S.V.C. – Les négociants ont apparemment mal digéré le clivage concernant la QNV et que ce soit finalement notre position qui ait été retenue. Ils disent vouloir sortir d’un débat « d’état d’âme ». Certes, nous avons besoin de données tangibles mais ce qui est inscrit dans le document dépasse allégrement cet objectif. Une clé de détermination par trop mécanique ouvre la porte à l’arbitraire. D’ores et déjà, nous dénonçons le risque pour l’avenir : rendement élevé, afflux au Cognac, chute des prix et perte de rentabilité. C’est aussi faire peu de cas des gens qui siègent au BN. Le document « Etat et perspectives Cognac » est révélateur d’une mainmise un peu trop forte de certains négociants sur l’interprofession. L’interprofession est malade et même gravement malade. Nous ne remettons pas en cause sa légitimité mais son fonctionnement. Il est de nature complètement féodale. Les idées viticoles ne sont même pas entendues, du fait d’un profond manque de respect. Cela introduit un blocage du système. La commission production n’a toujours pas de président. Les votes sont systématiquement difficiles. Comment avancer dans de telles conditions ?

« L.P.V. » – Le Syndicat de défense de l’appellation est sur les fonts baptismaux ou du moins sa composition va être débattue dans les prochains jours.

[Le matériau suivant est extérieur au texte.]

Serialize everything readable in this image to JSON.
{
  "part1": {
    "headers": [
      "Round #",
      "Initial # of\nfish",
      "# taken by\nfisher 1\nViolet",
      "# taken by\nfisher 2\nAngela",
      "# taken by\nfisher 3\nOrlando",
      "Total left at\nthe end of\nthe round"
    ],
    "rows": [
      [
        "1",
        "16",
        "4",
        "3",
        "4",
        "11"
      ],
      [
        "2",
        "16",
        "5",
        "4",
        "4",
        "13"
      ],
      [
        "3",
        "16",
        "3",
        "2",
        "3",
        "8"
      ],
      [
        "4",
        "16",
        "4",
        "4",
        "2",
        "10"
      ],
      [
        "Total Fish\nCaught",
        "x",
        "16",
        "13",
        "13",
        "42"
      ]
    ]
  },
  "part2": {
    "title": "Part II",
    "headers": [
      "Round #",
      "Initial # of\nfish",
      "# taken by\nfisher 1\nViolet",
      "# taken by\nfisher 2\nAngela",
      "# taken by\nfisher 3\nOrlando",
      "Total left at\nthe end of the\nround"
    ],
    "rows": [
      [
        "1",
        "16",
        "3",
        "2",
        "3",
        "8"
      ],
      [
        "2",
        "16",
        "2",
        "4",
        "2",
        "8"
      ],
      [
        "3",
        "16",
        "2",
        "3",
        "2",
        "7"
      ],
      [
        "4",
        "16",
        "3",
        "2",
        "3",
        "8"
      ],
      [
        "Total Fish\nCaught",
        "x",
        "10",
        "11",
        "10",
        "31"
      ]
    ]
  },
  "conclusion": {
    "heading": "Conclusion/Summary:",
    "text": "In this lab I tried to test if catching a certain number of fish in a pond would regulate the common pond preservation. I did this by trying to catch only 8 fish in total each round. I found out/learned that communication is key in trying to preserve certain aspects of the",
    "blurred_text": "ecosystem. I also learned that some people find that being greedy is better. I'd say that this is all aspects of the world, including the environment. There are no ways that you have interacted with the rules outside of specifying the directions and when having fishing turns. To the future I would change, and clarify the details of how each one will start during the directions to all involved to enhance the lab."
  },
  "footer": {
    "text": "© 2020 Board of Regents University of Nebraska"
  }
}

S.V.C. – Le Syndicat de défense de l’appellation doit regrouper l’ensemble des tendances de la région. Le SGV s’inscrit dans la droite ligne de cette exigence. Issue des élections de 1998, sa légitimité ne peut être remise en cause ou ce serait bafouer toutes les règles de la démocratie. Un négociant qui souhaiterait intégrer le SGV ne saurait souffrir de refus. A partir de là pourrait s’appliquer le principe d’un homme, une voix. Pour nous, le Syndicat de défense de l’AOC existe déjà. Il reste aux pouvoirs publics à le reconnaître en tant que tel, sans perdre plus de temps. Quant à constituer un syndicat à 50/50 avec le négoce, ce serait se faire hara-kiri. Nous ne voulons pas d’un BN bis.